Yep DD. Grandad Perky, he had a farm around Liberty way up on Red House hill and he had this really big pot belly stove down in the basement of his house back when I was a kid. He called it the cellar, but it wasn't really a cellar. More like a shop for the house. The farm shop was in the barn. He built the house and had these vents in the floor so the heat would go upstairs. Anyway, it'd get cold and he'd cut up up some tire, throw it in that thing with some newspaper under it, add some coal and used oil from the tractor on top of that and I don't care if it was 40 below outside you was looking for a cool corner in that house once it got going!!!
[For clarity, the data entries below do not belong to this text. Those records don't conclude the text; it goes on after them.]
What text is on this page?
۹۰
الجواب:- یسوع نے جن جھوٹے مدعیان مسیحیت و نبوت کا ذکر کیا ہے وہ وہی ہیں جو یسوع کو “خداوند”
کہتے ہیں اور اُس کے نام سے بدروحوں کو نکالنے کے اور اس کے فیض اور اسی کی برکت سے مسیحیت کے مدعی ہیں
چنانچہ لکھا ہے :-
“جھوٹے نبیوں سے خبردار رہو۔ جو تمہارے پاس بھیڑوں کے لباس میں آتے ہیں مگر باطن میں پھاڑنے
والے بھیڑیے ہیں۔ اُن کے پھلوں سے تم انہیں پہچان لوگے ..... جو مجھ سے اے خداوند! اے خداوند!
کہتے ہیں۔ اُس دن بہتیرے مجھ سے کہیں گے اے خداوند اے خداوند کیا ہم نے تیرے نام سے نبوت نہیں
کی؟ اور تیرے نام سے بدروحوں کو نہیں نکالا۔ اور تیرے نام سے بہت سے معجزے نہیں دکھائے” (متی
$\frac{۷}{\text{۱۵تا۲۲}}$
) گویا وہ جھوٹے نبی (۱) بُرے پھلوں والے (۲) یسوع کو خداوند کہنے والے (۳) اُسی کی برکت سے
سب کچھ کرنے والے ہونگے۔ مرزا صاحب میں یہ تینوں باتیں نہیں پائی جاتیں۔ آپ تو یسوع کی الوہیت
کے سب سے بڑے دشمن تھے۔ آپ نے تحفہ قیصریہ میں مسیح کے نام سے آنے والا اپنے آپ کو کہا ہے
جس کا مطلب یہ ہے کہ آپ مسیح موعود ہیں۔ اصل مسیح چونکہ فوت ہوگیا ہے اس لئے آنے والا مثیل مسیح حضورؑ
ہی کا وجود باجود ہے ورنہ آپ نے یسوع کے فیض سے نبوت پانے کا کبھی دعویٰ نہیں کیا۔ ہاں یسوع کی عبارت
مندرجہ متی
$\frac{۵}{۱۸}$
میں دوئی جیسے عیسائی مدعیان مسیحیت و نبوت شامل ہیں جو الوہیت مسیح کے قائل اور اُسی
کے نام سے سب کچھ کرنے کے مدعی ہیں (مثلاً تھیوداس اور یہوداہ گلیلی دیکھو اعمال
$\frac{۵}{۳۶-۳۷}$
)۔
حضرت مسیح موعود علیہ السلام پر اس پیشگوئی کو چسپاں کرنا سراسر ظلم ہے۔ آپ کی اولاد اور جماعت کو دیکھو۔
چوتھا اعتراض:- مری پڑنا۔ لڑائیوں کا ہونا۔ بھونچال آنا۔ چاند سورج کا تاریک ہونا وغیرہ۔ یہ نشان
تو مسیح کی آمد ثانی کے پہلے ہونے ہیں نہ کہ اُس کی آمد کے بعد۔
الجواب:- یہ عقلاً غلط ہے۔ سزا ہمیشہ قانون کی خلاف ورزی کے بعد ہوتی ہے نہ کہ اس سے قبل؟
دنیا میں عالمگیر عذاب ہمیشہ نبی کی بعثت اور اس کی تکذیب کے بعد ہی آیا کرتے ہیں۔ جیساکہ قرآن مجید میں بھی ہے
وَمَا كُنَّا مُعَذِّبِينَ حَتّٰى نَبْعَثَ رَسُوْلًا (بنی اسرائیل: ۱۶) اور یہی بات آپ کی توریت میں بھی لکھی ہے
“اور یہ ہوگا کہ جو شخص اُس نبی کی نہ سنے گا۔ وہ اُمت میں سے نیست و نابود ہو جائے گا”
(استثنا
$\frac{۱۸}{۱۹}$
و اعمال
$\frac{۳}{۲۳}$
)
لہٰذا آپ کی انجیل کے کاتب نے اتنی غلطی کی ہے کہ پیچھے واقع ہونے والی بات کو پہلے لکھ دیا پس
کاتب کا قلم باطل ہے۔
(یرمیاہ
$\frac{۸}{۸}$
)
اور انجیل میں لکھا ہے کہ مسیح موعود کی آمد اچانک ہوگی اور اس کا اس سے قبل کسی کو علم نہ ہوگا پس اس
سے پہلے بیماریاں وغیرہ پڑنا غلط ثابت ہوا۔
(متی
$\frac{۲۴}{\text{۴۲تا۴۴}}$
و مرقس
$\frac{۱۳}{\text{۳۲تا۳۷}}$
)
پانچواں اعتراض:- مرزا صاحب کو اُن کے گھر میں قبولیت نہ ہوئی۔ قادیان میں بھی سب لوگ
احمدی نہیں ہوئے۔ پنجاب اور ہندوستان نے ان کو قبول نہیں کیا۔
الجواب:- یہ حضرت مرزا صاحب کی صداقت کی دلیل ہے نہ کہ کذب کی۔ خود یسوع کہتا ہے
I've seen that thing cherry red. He put a squirrel cage fan behind it... big one too... and when it would get cherry red he would turn it on and it would blow the heat all over the basement. Open up the door to upstairs and you had a natural heating system. Hell we'd keep our coffee warm by putting the metal coffee pot on the base of it. No microwaves back then!
Those were good days. Grandma always had good coffee. 8 'o clock coffee, ground fresh from the A&P down in Poca, perked in an old coffee pot with the little glass button on the top. I still drink that brand of coffee to this day and on the weekends I use on of those old perkers. 
My uncle had a mill he ran, grinding feed for farmers in one part, and milling flour in the other. He had an old pot bellied stove in the office at one end of the mill, and when it was COLD outside, it felt 20 decrees COLDER in the mill. But not the office! That place was like a sauna! He kept one of those perkers on the stove with water in it. If you wanted coffee or hot chocolate, you brought your own, and your own cup!
You mention Poca, Red House, and Liberty. I've been thru all those places, going up 34 to Kenna. Went thru a town(?), or at least saw a sign, for Paradise, WV, near Liberty. To this day, I'll tell people "I've been to Paradise!" Once, someone thought I was being a smartass, and asked me WHERE Paradise was. I told him the truth.
"On WV 34 outside of Red House, between Confidence and Liberty, before you get to Kenna."

Tires were a LOT easier to cut up back in the day, before steel belts and such. With the exception of the bead, you could cut one with a good pocket knife. Today, you almost have to burn it whole.